Average voltage during a positive cycle can be defined as the average of instantaneous values along the time axis for the positive half cycle. We must know that average voltage is proportional to the maximum applied voltage. Maximum voltage is given as $\sqrt{2}$ times the rms voltage. The voltage in supply lines is usually rms voltage.

Formula used:
${{V}_{avg}}=\dfrac{2}{\pi }{{V}_{\max }}$

Complete step-by-step answer:
We know that the magnitude of voltage through an AC main supply is usually rms voltage. If we need to find the maximum voltage during a half cycle, we must multiply the incoming rms voltage with $\sqrt{2}$ . i.e.
${{V}_{\max }}=\sqrt{2}{{V}_{rms}}$
Here, ${{V}_{rms}}$ is given as $220V$ , so the maximum amplitude of the voltage in the positive half cycle will be,
${{V}_{\max }}=\sqrt{2}\times 220=220\sqrt{2}V$
If we represent one full cycle of an AC voltage, it will be like,

Now, the average velocity of an AC voltage supply during its positive cycle is directly proportional to the peak value which we had already found. That is,
$\begin{aligned} & {{V}_{avg}}=\dfrac{2}{\pi }{{V}_{\max }} \\\ & {{V}_{avg}}=\dfrac{2}{3.14}\times 220\sqrt{2}\approx 198V \\\ \end{aligned}$
Therefore, we have found the average voltage of an AC mains during the positive half cycle, which is having $220V$ input voltage to be $198V$ .

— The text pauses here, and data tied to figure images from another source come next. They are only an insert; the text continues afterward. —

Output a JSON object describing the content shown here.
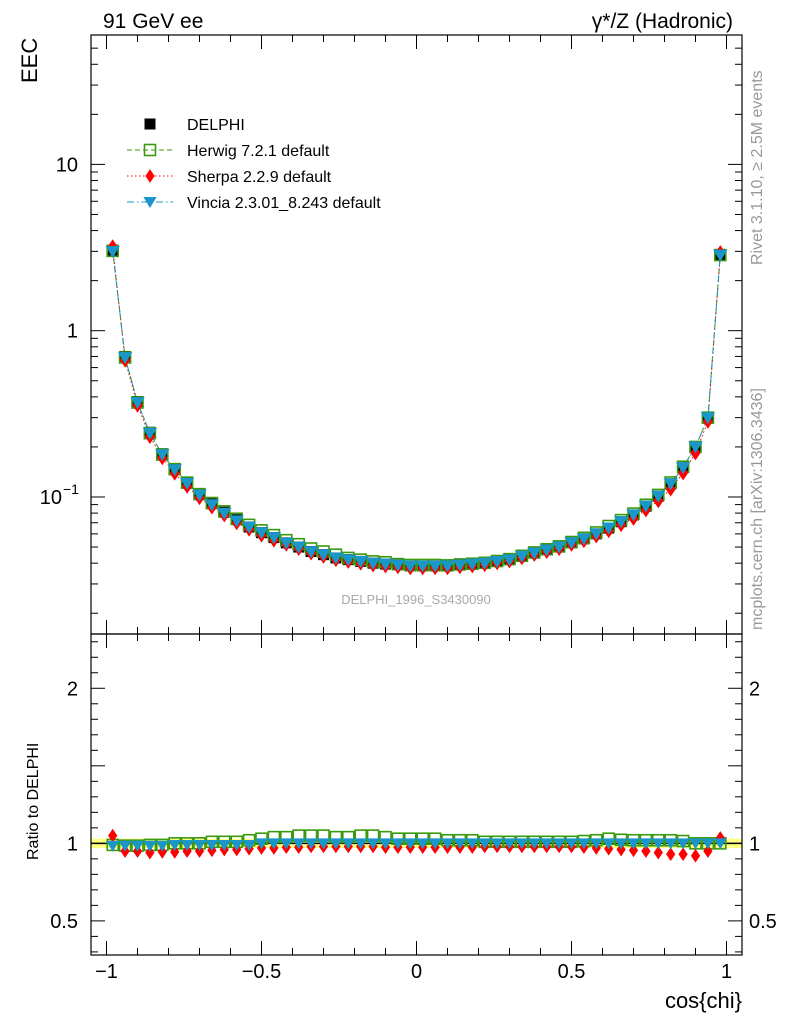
{
  "header": {
    "left_title": "91 GeV ee",
    "right_title": "γ*/Z (Hadronic)"
  },
  "side_labels": {
    "rivet": "Rivet 3.1.10, ≥ 2.5M events",
    "mcplots": "mcplots.cern.ch [arXiv:1306.3436]"
  },
  "watermark": "DELPHI_1996_S3430090",
  "chart_data": [
    {
      "id": "main",
      "type": "scatter",
      "yscale": "log",
      "ylabel": "EEC",
      "xlim": [
        -1.05,
        1.05
      ],
      "ylim": [
        0.015,
        60
      ],
      "y_ticks": [
        {
          "value": 0.1,
          "label": "10",
          "sup": "−1"
        },
        {
          "value": 1,
          "label": "1",
          "sup": ""
        },
        {
          "value": 10,
          "label": "10",
          "sup": ""
        }
      ],
      "legend_position": "top-left",
      "x": [
        -0.98,
        -0.94,
        -0.9,
        -0.86,
        -0.82,
        -0.78,
        -0.74,
        -0.7,
        -0.66,
        -0.62,
        -0.58,
        -0.54,
        -0.5,
        -0.46,
        -0.42,
        -0.38,
        -0.34,
        -0.3,
        -0.26,
        -0.22,
        -0.18,
        -0.14,
        -0.1,
        -0.06,
        -0.02,
        0.02,
        0.06,
        0.1,
        0.14,
        0.18,
        0.22,
        0.26,
        0.3,
        0.34,
        0.38,
        0.42,
        0.46,
        0.5,
        0.54,
        0.58,
        0.62,
        0.66,
        0.7,
        0.74,
        0.78,
        0.82,
        0.86,
        0.9,
        0.94,
        0.98
      ],
      "series": [
        {
          "name": "DELPHI",
          "color": "#000000",
          "marker": "square-filled",
          "line": "none",
          "values": [
            3.05,
            0.7,
            0.375,
            0.245,
            0.182,
            0.147,
            0.122,
            0.104,
            0.091,
            0.081,
            0.073,
            0.066,
            0.061,
            0.057,
            0.053,
            0.05,
            0.047,
            0.045,
            0.043,
            0.042,
            0.041,
            0.04,
            0.0395,
            0.039,
            0.0385,
            0.0385,
            0.0385,
            0.0385,
            0.039,
            0.0395,
            0.04,
            0.041,
            0.042,
            0.044,
            0.046,
            0.048,
            0.05,
            0.053,
            0.056,
            0.06,
            0.065,
            0.071,
            0.078,
            0.088,
            0.101,
            0.12,
            0.15,
            0.2,
            0.3,
            2.85
          ]
        },
        {
          "name": "Herwig 7.2.1 default",
          "color": "#3a9a0e",
          "marker": "square-open",
          "line": "dashed",
          "values": [
            3.02,
            0.69,
            0.37,
            0.242,
            0.18,
            0.147,
            0.122,
            0.104,
            0.092,
            0.082,
            0.074,
            0.068,
            0.063,
            0.059,
            0.055,
            0.052,
            0.049,
            0.047,
            0.045,
            0.043,
            0.042,
            0.041,
            0.0405,
            0.0395,
            0.039,
            0.039,
            0.039,
            0.0388,
            0.0393,
            0.0397,
            0.0402,
            0.0412,
            0.0423,
            0.0443,
            0.0464,
            0.0485,
            0.0505,
            0.0536,
            0.0568,
            0.0612,
            0.0669,
            0.0726,
            0.0795,
            0.0898,
            0.1029,
            0.1223,
            0.1521,
            0.2,
            0.3,
            2.85
          ]
        },
        {
          "name": "Sherpa 2.2.9 default",
          "color": "#ff0000",
          "marker": "diamond-filled",
          "line": "dotted",
          "values": [
            3.2,
            0.665,
            0.356,
            0.231,
            0.172,
            0.139,
            0.116,
            0.099,
            0.087,
            0.078,
            0.07,
            0.064,
            0.059,
            0.055,
            0.052,
            0.049,
            0.046,
            0.044,
            0.042,
            0.041,
            0.04,
            0.039,
            0.0385,
            0.038,
            0.0375,
            0.0375,
            0.0375,
            0.0375,
            0.038,
            0.0385,
            0.0392,
            0.0402,
            0.0412,
            0.0431,
            0.0451,
            0.047,
            0.049,
            0.0519,
            0.0546,
            0.0583,
            0.0627,
            0.0681,
            0.0743,
            0.0836,
            0.0949,
            0.1116,
            0.1395,
            0.184,
            0.285,
            2.95
          ]
        },
        {
          "name": "Vincia 2.3.01_8.243 default",
          "color": "#1a96c8",
          "marker": "triangle-down-filled",
          "line": "dashdot",
          "values": [
            3.0,
            0.69,
            0.37,
            0.242,
            0.18,
            0.146,
            0.121,
            0.103,
            0.09,
            0.08,
            0.072,
            0.066,
            0.061,
            0.057,
            0.053,
            0.05,
            0.047,
            0.045,
            0.043,
            0.042,
            0.041,
            0.04,
            0.0395,
            0.039,
            0.0385,
            0.0385,
            0.0385,
            0.0385,
            0.039,
            0.0395,
            0.04,
            0.041,
            0.042,
            0.0441,
            0.0461,
            0.0481,
            0.0501,
            0.0531,
            0.0561,
            0.0601,
            0.0652,
            0.0712,
            0.0782,
            0.0882,
            0.1012,
            0.1202,
            0.1501,
            0.2,
            0.3,
            2.85
          ]
        }
      ]
    },
    {
      "id": "ratio",
      "type": "scatter",
      "ylabel": "Ratio to DELPHI",
      "xlabel": "cos{chi}",
      "xlim": [
        -1.05,
        1.05
      ],
      "ylim": [
        0.28,
        2.35
      ],
      "x_ticks": [
        {
          "value": -1,
          "label": "−1"
        },
        {
          "value": -0.5,
          "label": "−0.5"
        },
        {
          "value": 0,
          "label": "0"
        },
        {
          "value": 0.5,
          "label": "0.5"
        },
        {
          "value": 1,
          "label": "1"
        }
      ],
      "y_ticks": [
        {
          "value": 0.5,
          "label": "0.5"
        },
        {
          "value": 1,
          "label": "1"
        },
        {
          "value": 2,
          "label": "2"
        }
      ],
      "reference_band": {
        "value": 1.0,
        "half_width": 0.03,
        "color": "#ffff80"
      },
      "series": [
        {
          "name": "Herwig 7.2.1 default",
          "color": "#3a9a0e",
          "marker": "square-open",
          "values": [
            0.99,
            0.985,
            0.985,
            0.99,
            0.99,
            1.0,
            1.0,
            1.0,
            1.01,
            1.01,
            1.01,
            1.02,
            1.03,
            1.04,
            1.04,
            1.05,
            1.05,
            1.05,
            1.04,
            1.04,
            1.05,
            1.05,
            1.04,
            1.03,
            1.03,
            1.03,
            1.03,
            1.02,
            1.02,
            1.02,
            1.01,
            1.01,
            1.01,
            1.01,
            1.01,
            1.01,
            1.01,
            1.01,
            1.015,
            1.02,
            1.03,
            1.023,
            1.02,
            1.02,
            1.02,
            1.02,
            1.015,
            1.0,
            1.0,
            1.0
          ]
        },
        {
          "name": "Sherpa 2.2.9 default",
          "color": "#ff0000",
          "marker": "diamond-filled",
          "values": [
            1.05,
            0.95,
            0.95,
            0.94,
            0.945,
            0.945,
            0.95,
            0.95,
            0.955,
            0.96,
            0.96,
            0.965,
            0.97,
            0.97,
            0.975,
            0.975,
            0.98,
            0.98,
            0.98,
            0.98,
            0.98,
            0.98,
            0.975,
            0.975,
            0.975,
            0.975,
            0.975,
            0.975,
            0.975,
            0.975,
            0.98,
            0.98,
            0.98,
            0.98,
            0.98,
            0.98,
            0.98,
            0.98,
            0.975,
            0.97,
            0.965,
            0.96,
            0.955,
            0.95,
            0.94,
            0.93,
            0.93,
            0.92,
            0.95,
            1.035
          ]
        },
        {
          "name": "Vincia 2.3.01_8.243 default",
          "color": "#1a96c8",
          "marker": "triangle-down-filled",
          "values": [
            0.985,
            0.985,
            0.985,
            0.985,
            0.985,
            0.99,
            0.99,
            0.99,
            0.99,
            0.99,
            0.99,
            0.99,
            1.0,
            1.0,
            1.0,
            1.0,
            1.0,
            1.0,
            1.0,
            1.0,
            1.0,
            1.0,
            1.0,
            1.0,
            1.0,
            1.0,
            1.0,
            1.0,
            1.0,
            1.0,
            1.0,
            1.0,
            1.0,
            1.0,
            1.0,
            1.0,
            1.0,
            1.0,
            1.0,
            1.0,
            1.0,
            1.0,
            1.0,
            1.0,
            1.0,
            1.0,
            1.0,
            1.0,
            1.0,
            1.0
          ]
        }
      ]
    }
  ]
}
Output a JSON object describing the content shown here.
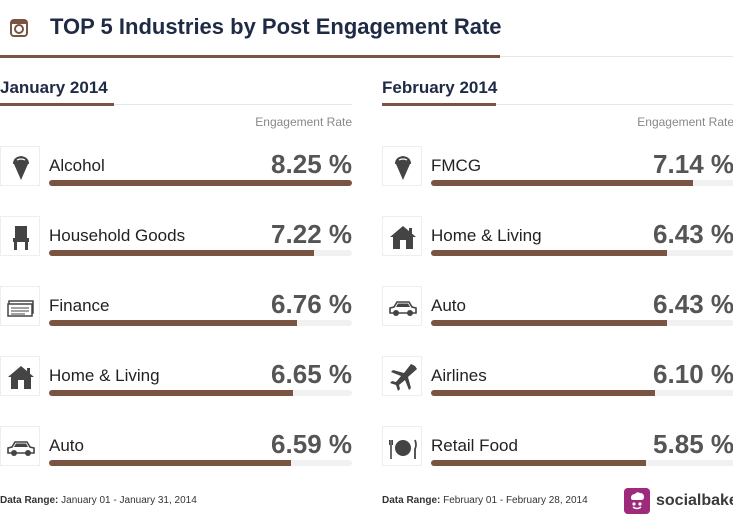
{
  "header": {
    "title": "TOP 5 Industries by Post Engagement Rate",
    "icon": "instagram-icon"
  },
  "column_label": "Engagement Rate",
  "chart_data": [
    {
      "type": "bar",
      "title": "January 2014",
      "ylabel": "Engagement Rate",
      "unit": "%",
      "ylim": [
        0,
        8.25
      ],
      "categories": [
        "Alcohol",
        "Household Goods",
        "Finance",
        "Home & Living",
        "Auto"
      ],
      "values": [
        8.25,
        7.22,
        6.76,
        6.65,
        6.59
      ],
      "value_labels": [
        "8.25 %",
        "7.22 %",
        "6.76 %",
        "6.65 %",
        "6.59 %"
      ],
      "icons": [
        "ice-cream-icon",
        "chair-icon",
        "money-icon",
        "house-icon",
        "car-icon"
      ]
    },
    {
      "type": "bar",
      "title": "February 2014",
      "ylabel": "Engagement Rate",
      "unit": "%",
      "ylim": [
        0,
        8.25
      ],
      "categories": [
        "FMCG",
        "Home & Living",
        "Auto",
        "Airlines",
        "Retail Food"
      ],
      "values": [
        7.14,
        6.43,
        6.43,
        6.1,
        5.85
      ],
      "value_labels": [
        "7.14 %",
        "6.43 %",
        "6.43 %",
        "6.10 %",
        "5.85 %"
      ],
      "icons": [
        "ice-cream-icon",
        "house-icon",
        "car-icon",
        "airplane-icon",
        "plate-cutlery-icon"
      ]
    }
  ],
  "footer": [
    {
      "label": "Data Range:",
      "range": "January 01 - January 31, 2014"
    },
    {
      "label": "Data Range:",
      "range": "February 01 - February 28, 2014"
    }
  ],
  "brand": {
    "name": "socialbakers",
    "icon": "socialbakers-logo-icon"
  },
  "colors": {
    "accent": "#7a5442",
    "title": "#1f2a44",
    "track": "#f1f1f1",
    "brand": "#9e2a7b"
  }
}
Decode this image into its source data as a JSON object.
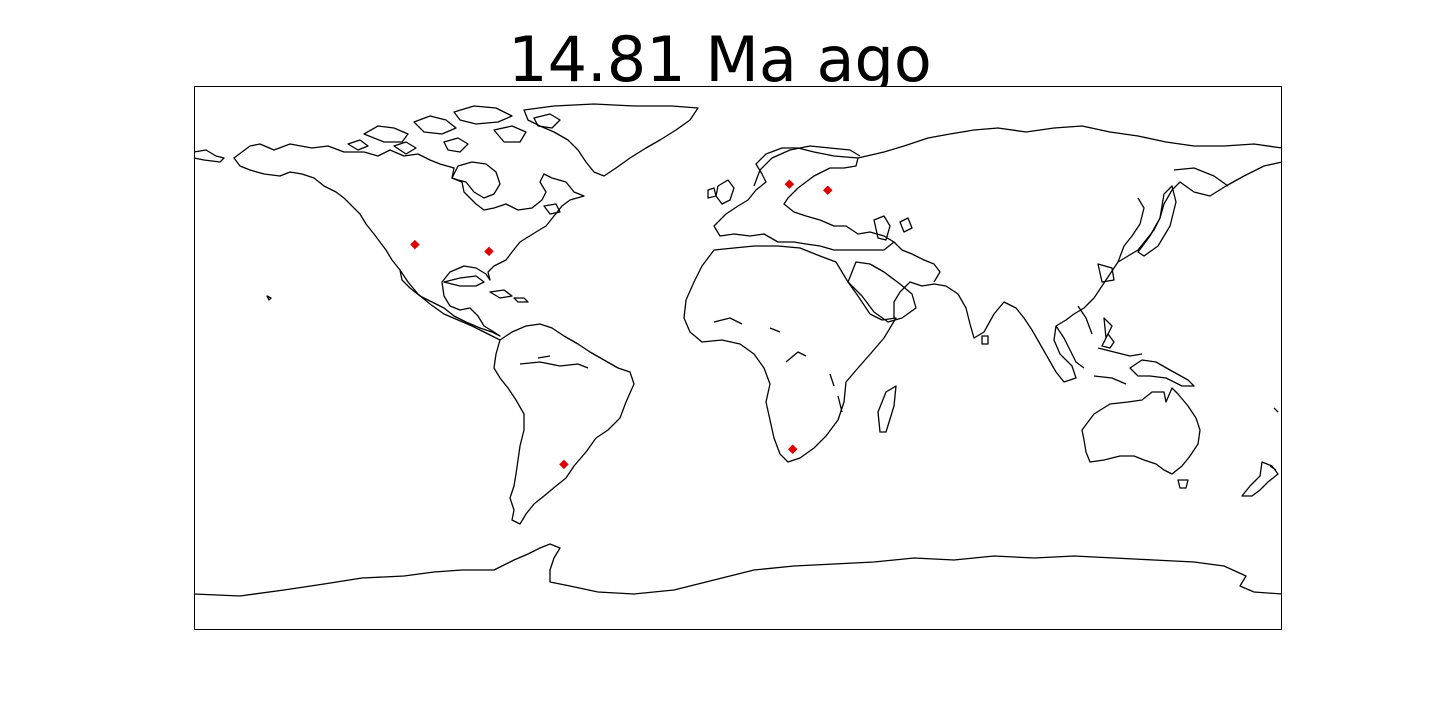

So, the correct answer is “Option A”.

Note: We can solve this question easily by multiplying the given input voltage, which is ${{V}_{rms}}$ with 0.9. This constant is obtained from the expression ${{V}_{avg}}=\dfrac{2}{\pi }.\sqrt{2}{{V}_{rms}}$ . We will take out the constant and evaluate them. i.e. $k=\dfrac{2}{\pi }.\sqrt{2}\approx 0.9$ . So it will be very easy for us to find the average velocity if input velocity is given in the question.